Guide-Dance
by Robert Reed
Your phone rests in your hand, your mouth hangs open. All that comes out of you is one exceptionally stubborn silence.
Your guide awaits, as silent as you.
Your guide is an application connected to plantations of servers capable of light-speed thought. But you aren't capable of very much. For whatever reason, you're nothing now but an incoherent collection of flesh and pain.
"Flesh and pain," you mutter, and your phone says, "I can't quite hear you, sir."
The app asks, "What do want from me today, sir?"
The simplest question.
"Happiness," you say. "Show me the way to happiness."

All of humanity is in motion. On legs, inside cars, and through the sky, yes. But mostly inside these million-year-old brains.
The app has given you a map and one fat line to follow, and you're only role is to agree or disagree. You agree, and the car accelerates, brakes and turns and accelerates again, software chasing a remarkably specific address. It's interesting to mark how far you need to go to find happiness. Five states to cross. Major highways and then a minor highway twisting across a landscape you've never seen before. But that's how the app works. Feed it your profiles and give it a single-word wish: Happiness. Enlightenment. Love. There are other words, but those are the favorites. Available for just 23 days, this app has become a global phenomenon. That's what every news report claims. Right now, a billion people are on the move. That's what your eyes tell you. Flat country, all of it underpopulated, yet the traffic is heavy, heavy. Multitudes ride alone or sometimes with others. Families in some cases, but not always. Strangers have been paired together. How can you tell? It's the way they sit side-by-side. The way one pays strict attention when the other speaks. Only strangers hang on each other's words like that.

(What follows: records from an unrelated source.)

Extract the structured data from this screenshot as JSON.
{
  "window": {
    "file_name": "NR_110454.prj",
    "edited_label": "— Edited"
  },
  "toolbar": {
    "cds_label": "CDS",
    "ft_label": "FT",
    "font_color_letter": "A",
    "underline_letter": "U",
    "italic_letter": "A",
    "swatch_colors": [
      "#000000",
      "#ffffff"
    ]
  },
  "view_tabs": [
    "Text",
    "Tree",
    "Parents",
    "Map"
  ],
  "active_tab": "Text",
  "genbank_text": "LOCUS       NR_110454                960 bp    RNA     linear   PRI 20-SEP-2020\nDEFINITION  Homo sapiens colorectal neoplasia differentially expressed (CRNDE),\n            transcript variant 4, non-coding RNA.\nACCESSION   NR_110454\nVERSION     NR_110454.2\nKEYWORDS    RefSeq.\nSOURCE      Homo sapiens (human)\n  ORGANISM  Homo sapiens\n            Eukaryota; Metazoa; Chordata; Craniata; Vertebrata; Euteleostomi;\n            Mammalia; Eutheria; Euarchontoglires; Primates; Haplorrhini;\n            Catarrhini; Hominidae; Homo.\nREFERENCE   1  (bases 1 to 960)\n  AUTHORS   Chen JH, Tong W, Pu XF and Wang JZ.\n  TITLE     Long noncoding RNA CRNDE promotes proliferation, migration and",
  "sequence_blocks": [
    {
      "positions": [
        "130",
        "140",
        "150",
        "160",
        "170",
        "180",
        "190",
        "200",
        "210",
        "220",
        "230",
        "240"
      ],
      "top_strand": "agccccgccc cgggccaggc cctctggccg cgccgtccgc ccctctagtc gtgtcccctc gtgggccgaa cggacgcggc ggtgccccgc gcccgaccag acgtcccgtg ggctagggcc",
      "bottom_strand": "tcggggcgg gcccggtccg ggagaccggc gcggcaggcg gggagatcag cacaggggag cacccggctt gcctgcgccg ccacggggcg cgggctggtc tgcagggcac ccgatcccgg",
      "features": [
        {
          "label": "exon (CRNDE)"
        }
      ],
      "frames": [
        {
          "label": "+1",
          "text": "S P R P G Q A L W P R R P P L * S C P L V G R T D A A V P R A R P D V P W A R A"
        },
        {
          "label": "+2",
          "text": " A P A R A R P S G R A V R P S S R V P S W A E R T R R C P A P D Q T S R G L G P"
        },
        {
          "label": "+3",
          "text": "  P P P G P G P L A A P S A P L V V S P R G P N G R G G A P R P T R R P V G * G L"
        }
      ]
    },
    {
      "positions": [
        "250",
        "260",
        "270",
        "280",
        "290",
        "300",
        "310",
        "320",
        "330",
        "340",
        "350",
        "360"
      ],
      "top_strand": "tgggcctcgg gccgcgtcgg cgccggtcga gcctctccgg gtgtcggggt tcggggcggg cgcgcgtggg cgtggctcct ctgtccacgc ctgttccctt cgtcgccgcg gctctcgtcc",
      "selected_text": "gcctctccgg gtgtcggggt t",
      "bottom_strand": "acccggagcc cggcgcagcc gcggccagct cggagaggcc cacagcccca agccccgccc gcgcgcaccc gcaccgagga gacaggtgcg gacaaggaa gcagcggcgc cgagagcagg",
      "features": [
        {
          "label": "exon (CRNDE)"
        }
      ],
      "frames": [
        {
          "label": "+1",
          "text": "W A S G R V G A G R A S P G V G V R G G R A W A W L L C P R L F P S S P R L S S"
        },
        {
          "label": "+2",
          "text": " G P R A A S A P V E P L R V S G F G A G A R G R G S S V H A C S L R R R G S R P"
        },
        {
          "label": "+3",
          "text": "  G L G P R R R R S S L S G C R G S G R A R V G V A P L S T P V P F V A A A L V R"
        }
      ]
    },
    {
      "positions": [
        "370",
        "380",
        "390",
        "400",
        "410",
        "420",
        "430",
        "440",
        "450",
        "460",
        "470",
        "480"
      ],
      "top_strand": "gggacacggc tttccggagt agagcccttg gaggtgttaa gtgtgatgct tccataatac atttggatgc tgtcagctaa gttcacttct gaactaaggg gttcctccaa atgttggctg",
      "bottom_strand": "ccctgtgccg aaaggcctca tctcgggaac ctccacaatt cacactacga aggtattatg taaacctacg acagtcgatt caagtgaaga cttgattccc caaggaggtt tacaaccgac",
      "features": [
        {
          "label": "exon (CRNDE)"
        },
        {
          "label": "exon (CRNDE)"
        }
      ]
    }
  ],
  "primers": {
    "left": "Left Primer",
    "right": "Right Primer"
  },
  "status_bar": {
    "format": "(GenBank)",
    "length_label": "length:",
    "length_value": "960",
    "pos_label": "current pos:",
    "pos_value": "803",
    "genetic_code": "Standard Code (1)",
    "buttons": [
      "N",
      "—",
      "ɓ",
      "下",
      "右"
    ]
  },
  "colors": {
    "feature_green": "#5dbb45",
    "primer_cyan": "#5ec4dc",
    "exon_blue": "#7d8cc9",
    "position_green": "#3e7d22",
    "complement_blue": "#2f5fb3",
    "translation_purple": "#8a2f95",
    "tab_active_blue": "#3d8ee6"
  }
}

Needing fuel, your car pulls off the Interstate and parks, plugging into the juice port.
And you step inside a convenience store.
Nobody works the register. Almost nobody is working anywhere today. But one pretty lady has borrowed a stool, elbows pressing against the counter, studying every face that passes through sliding glass doors.
You say nothing.
She answers with her own silence, glancing back at her phone.
This is not your destination, and she isn't waiting for you. And here is the new normal: Full of purpose, people do an exemplary job of ignoring everything else, including one another.
The men's bathroom is filthy, but welcome. Snacks are depleted but adequate. Your phone takes responsibility for payments, and out you go, and on you go, juiced up and fed well enough to reach the end of your journey.

The app is small and elegantly written and remarkably bug-free for software that wasn't seen in the wild until last month. Called Guide-Dance, it seems like a clumsy play on the word "Guidance." Clumsiness implies a poor translation by a Chinese corporation or a clever joke by the AI mastermind. Except this elegant bit of code was actually crafted by a young woman in Hamburg, and she named it after her favorite two cats.